#P3124. Hay Bale Trapping
Hay Bale Trapping
Hay Bale Trapping
Farmer John has received a shipment of \(N\) large hay bales (\(1 \le N \le 100{,}000\)), placed at distinct positions along a one‐dimensional road. Bale \(j\) is at position \(P_j\) and has size \(S_j\). Bessie the cow is initially at position \(B\) (where there is no bale). Bessie may move freely within the region that is not blocked by a hay bale; however, she cannot cross a bale’s location unless she builds up enough momentum. In particular, if she runs continuously for a distance \(D\) in one direction, she can break through and permanently eliminate any hay bale whose size is strictly less than \(D\) (i.e. if \(S_j < D\)). When a bale is broken the region Bessie can run in becomes larger, and she may use this new space to break additional hay bales.
Farmer John wants to keep Bessie safely trapped between two extreme (leftmost and rightmost) hay bales – he does not want her to break through either extreme. To help, he is allowed to add extra hay to one bale of his choosing, thereby increasing its size. Your task is to determine the minimum extra hay that must be added (to one bale only) so that no matter what running strategy Bessie uses, she is never able to break through either the leftmost or rightmost bale.
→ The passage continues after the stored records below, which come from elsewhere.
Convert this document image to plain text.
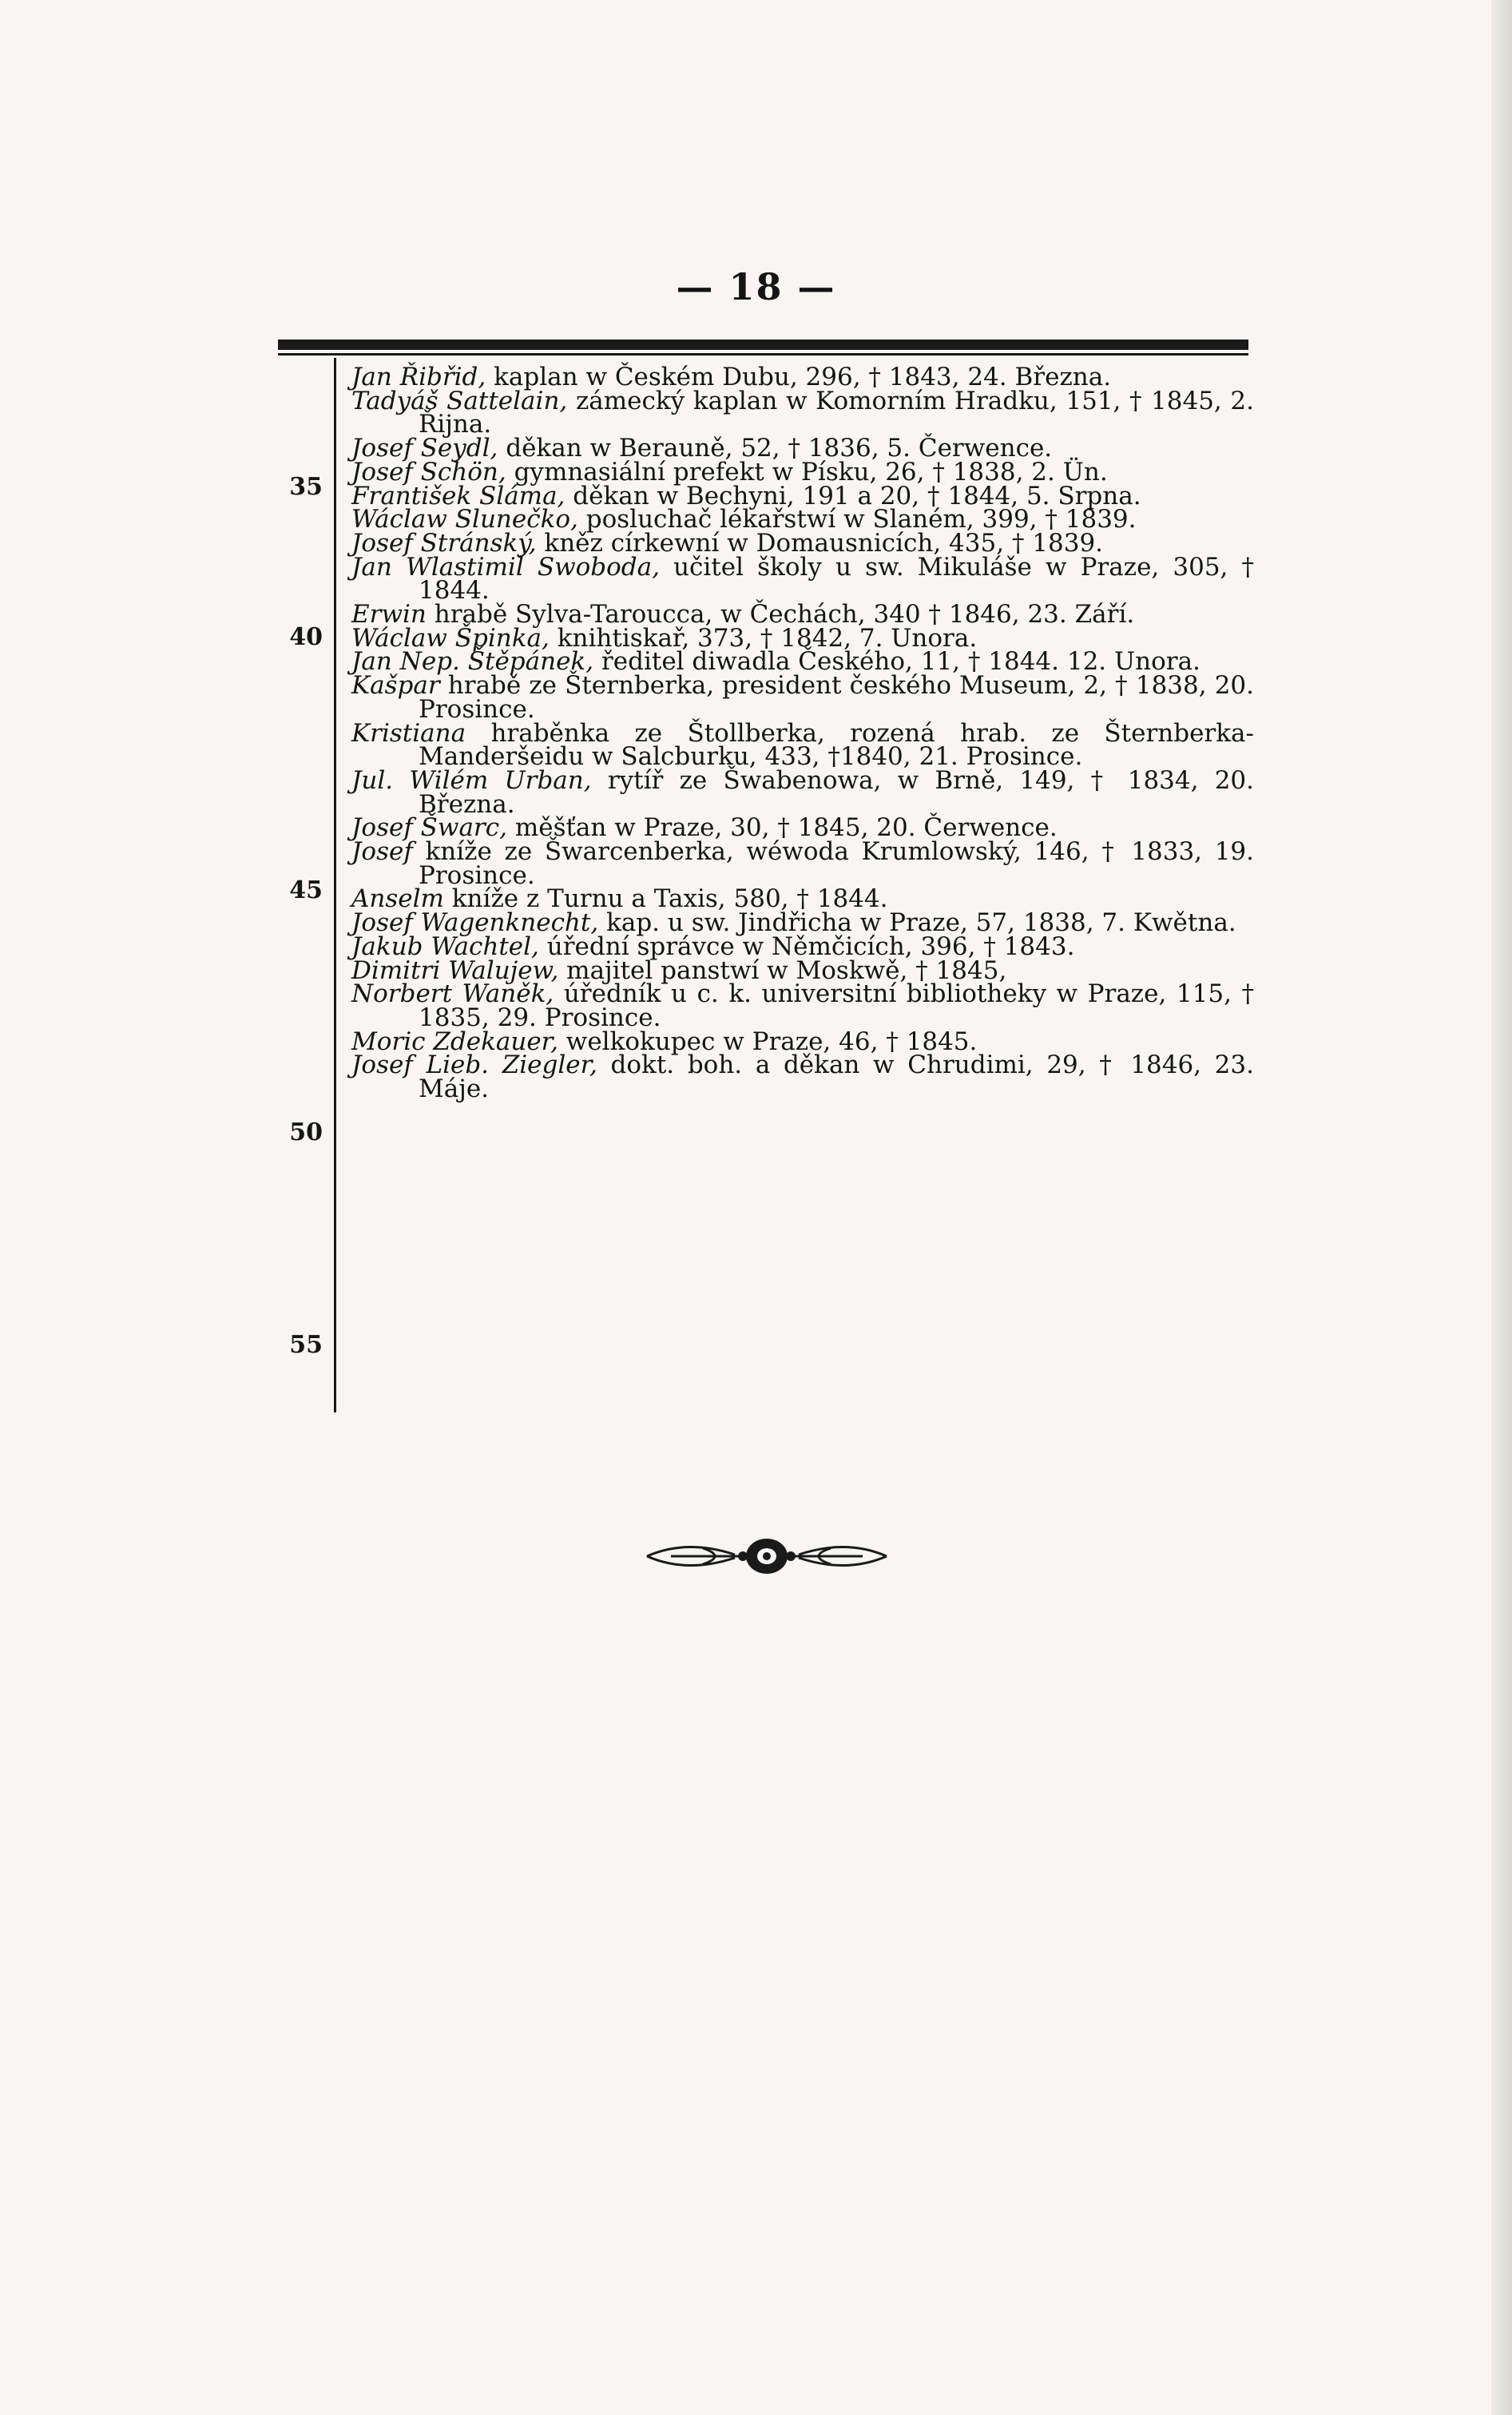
— 18 —
35
40
45
50
55
Jan Řibřid, kaplan w Českém Dubu, 296, † 1843, 24. Března.
Tadyáš Sattelain, zámecký kaplan w Komorním Hradku, 151, † 1845, 2. Řijna.
Josef Seydl, děkan w Berauně, 52, † 1836, 5. Čerwence.
Josef Schön, gymnasiální prefekt w Písku, 26, † 1838, 2. Ün.
František Sláma, děkan w Bechyni, 191 a 20, † 1844, 5. Srpna.
Wáclaw Slunečko, posluchač lékařstwí w Slaném, 399, † 1839.
Josef Stránský, kněz církewní w Domausnicích, 435, † 1839.
Jan Wlastimil Swoboda, učitel školy u sw. Mikuláše w Praze, 305, † 1844.
Erwin hrabě Sylva-Taroucca, w Čechách, 340 † 1846, 23. Září.
Wáclaw Špinka, knihtiskař, 373, † 1842, 7. Unora.
Jan Nep. Štěpánek, ředitel diwadla Českého, 11, † 1844. 12. Unora.
Kašpar hrabě ze Šternberka, president českého Museum, 2, † 1838, 20. Prosince.
Kristiana hraběnka ze Štollberka, rozená hrab. ze Šternberka-Manderšeidu w Salcburku, 433, †1840, 21. Prosince.
Jul. Wilém Urban, rytíř ze Šwabenowa, w Brně, 149, † 1834, 20. Března.
Josef Šwarc, měšťan w Praze, 30, † 1845, 20. Čerwence.
Josef kníže ze Šwarcenberka, wéwoda Krumlowský, 146, † 1833, 19. Prosince.
Anselm kníže z Turnu a Taxis, 580, † 1844.
Josef Wagenknecht, kap. u sw. Jindřicha w Praze, 57, 1838, 7. Kwětna.
Jakub Wachtel, úřední správce w Němčicích, 396, † 1843.
Dimitri Walujew, majitel panstwí w Moskwě, † 1845,
Norbert Waněk, úředník u c. k. universitní bibliotheky w Praze, 115, † 1835, 29. Prosince.
Moric Zdekauer, welkokupec w Praze, 46, † 1845.
Josef Lieb. Ziegler, dokt. boh. a děkan w Chrudimi, 29, † 1846, 23. Máje.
Note: All formulas are given in \(\LaTeX\) format. In particular, a bale \(j\) breaks if Bessie can run a distance \(D\) satisfying \[ D > S_j \] when she attacks it. The extra hay added to the chosen bale increases its size by the added amount.
inputFormat
The first line contains two integers \(N\) and \(B\) (the number of hay bales and Bessie’s starting position). The next \(N\) lines each contain two integers \(P_j\) and \(S_j\) representing the position and size of bale \(j\). It is guaranteed that all \(P_j\) are distinct. You may assume that \(B\) lies strictly between the leftmost and rightmost hay bales.
outputFormat
Output a single integer: the minimum extra hay size that must be added to one bale in order to keep Bessie trapped so that she never breaks through the leftmost or rightmost bale.
sample
3 5
2 10
7 10
9 10
0